It's been a while since I shared a thursday thirteen, and while I know I have put together lists of books that deal with WWI and WWII before, this one has a little twist. Now I'm not saying that I plan on reading all these next year (because I still want to try and not make any definite reading plans), but I would very much like to get back into reading about this era. However, the books I want to read are all written by people who saw it all first hand. So I've created a list of primary resources, since you can't beat reading about something by the people who actually lived it. I own many of these (and often look longingly at them hoping to read them soon), but some are fairly new to me that simply look interesting. I'd also like to read a variety of perspectives. So here are thirteen books I've come up with about WWI. Unsurprisingly the list is heavy on male authors, but I have a few women sprinkled in as well. In no particular order:
All Quiet on the Western Front by Erich Maria Remarque -- Classic story of two young German soldiers.
A Farewell to Arms by Ernest Hemingway -- This story is based on Hemingway's experiences as an ambulance driver on the Italian front.
The Penguin Book of WWI War Stories -- A collection of short stories by such famous authors as as Joseph Conrad, W. Somerset Maugham, Arthur Conan Doyle, John Buchan, Rudyard Kipling, D. H. Lawrence, John Galsworthy, Radclyffe Hall, Katherine Mansfield, Robert Graves, Muriel Spark, and Julian Barnes.
We That Were Young by Irene Rathbone - A fictionalized account of Rathbone's experiences as a VAD nurse in France and London. Rathbone was a suffragette and like a number of others who are in this list became a devout Pacifist.
Goodbye to All That by Robert Graves -- "In this autobiography, first published in 1929, poet Robert Graves traces the monumental and universal loss of innocence that occurred as a result of the First World War. Written after the war and as he was leaving his birthplace, he thought, forever, Good-Bye to All That bids farewell not only to England and his English family and friends, but also to a way of life. Tracing his upbringing from his solidly middle-class Victorian childhood through his entry into the war at age twenty-one as a patriotic captain in the Royal Welsh Fusiliers, this dramatic, poignant, often wry autobiography goes on to depict the horrors and disillusionment of the Great War, from life in the trenches and the loss of dear friends, to the stupidity of government bureaucracy and the absurdity of English class stratification."

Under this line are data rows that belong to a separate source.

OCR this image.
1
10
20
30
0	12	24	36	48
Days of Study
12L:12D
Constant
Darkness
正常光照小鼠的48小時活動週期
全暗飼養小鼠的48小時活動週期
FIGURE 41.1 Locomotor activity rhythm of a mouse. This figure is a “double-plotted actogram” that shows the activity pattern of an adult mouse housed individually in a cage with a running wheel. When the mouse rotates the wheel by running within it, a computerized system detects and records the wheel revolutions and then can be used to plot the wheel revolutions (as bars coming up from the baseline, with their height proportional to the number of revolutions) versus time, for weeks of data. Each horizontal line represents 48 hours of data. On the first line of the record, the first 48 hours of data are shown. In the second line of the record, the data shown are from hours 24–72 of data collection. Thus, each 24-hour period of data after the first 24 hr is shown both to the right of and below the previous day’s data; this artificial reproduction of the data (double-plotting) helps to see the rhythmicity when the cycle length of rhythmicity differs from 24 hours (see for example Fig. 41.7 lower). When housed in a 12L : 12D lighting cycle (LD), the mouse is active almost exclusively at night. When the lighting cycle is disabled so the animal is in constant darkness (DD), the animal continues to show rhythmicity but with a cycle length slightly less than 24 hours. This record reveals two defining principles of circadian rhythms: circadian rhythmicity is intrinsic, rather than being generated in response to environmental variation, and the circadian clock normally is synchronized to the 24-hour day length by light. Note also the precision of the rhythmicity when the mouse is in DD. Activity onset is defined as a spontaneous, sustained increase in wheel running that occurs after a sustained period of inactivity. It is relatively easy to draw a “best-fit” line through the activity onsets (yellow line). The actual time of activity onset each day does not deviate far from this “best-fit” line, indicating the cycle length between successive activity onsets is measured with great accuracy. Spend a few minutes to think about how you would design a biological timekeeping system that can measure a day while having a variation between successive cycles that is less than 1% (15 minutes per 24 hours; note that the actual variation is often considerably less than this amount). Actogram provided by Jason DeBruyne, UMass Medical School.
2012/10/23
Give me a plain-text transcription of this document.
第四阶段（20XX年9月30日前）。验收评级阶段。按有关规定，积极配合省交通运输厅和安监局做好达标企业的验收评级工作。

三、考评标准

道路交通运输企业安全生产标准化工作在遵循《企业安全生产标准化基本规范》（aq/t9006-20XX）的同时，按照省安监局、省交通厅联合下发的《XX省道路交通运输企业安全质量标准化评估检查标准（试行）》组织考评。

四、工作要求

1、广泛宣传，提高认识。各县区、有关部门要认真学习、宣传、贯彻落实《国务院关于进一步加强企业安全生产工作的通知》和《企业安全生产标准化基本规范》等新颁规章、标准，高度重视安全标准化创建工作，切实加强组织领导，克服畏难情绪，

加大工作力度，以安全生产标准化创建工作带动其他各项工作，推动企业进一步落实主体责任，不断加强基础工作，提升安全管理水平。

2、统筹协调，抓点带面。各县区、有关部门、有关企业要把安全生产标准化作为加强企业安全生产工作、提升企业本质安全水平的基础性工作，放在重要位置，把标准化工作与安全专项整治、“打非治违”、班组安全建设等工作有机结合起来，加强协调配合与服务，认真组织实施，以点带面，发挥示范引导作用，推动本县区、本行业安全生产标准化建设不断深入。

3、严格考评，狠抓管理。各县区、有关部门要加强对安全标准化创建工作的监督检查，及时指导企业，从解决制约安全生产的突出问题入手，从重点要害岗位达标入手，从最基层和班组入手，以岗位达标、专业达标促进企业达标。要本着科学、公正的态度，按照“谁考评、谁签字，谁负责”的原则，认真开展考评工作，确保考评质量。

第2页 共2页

One Man's Initiation: 1917 by John Dos Passos -- This was his first book and like Hemingway he also drove an ambulance in WWI.
William: An Englishman by Cicely Hamilton -- Hamilton, another suffragette, here writes about the futility of war.
Testament of Youth by Vera Brittain -- "In 1914, just as war was declared, 20 year-old Vera Brittain was preparing to study at Oxford. Four years later, her life—and that of her whole generation—had been irrevocably changed in a way that no one could have imagined in the tranquil pre-war era. Testament of Youth is Brittain’s account of how she lost the man she loved, nursed the wounded, survived those agonizing years, and emerged into an altered world. A passionate record of a lost generation, it made Brittain one of the best-loved writers of her time."
Under Fire by Henri Barbusse -- Life in the trenches from the French perspective.
The Sardinian Brigade by Emilio Lussu -- I've never read anything about the war from the Italian perspective and it sounds as though not many memoirs have been written (or translated in any case), so this sounded interesting. This is a fictionalized account of Lussu's experiences as an officer in the war.
The Forbidden Zone by Mary Borden -- Borden was a wealthy American living in England when the war broke out. She set up a hospital in France and worked as a nurse during the war.
Not So Quiet by Helen Zenna Smith -- Another story of ambulance drivers, but this time from the female perspective. It is also semi-autobiographical.
Storm of Steel by Ernst Junger -- This sounds like it offers a slightly different perspective than those of Remarque or Hemingway in that Junger (if I understand correctly) did not end up a Pacifist by the end of the war. It sounds as though this doesn't glorify the war but it doesn't denounce it either.
I'm sure there are many, many more books written during or shortly after the war, both novels and memoirs, that offer interesting points of view. I'd be very interested in other suggestions, though in this case I am looking for first hand accounts. I'm not sure how many of these books I might get to, but I do think I will be picking up one of them early in the new year!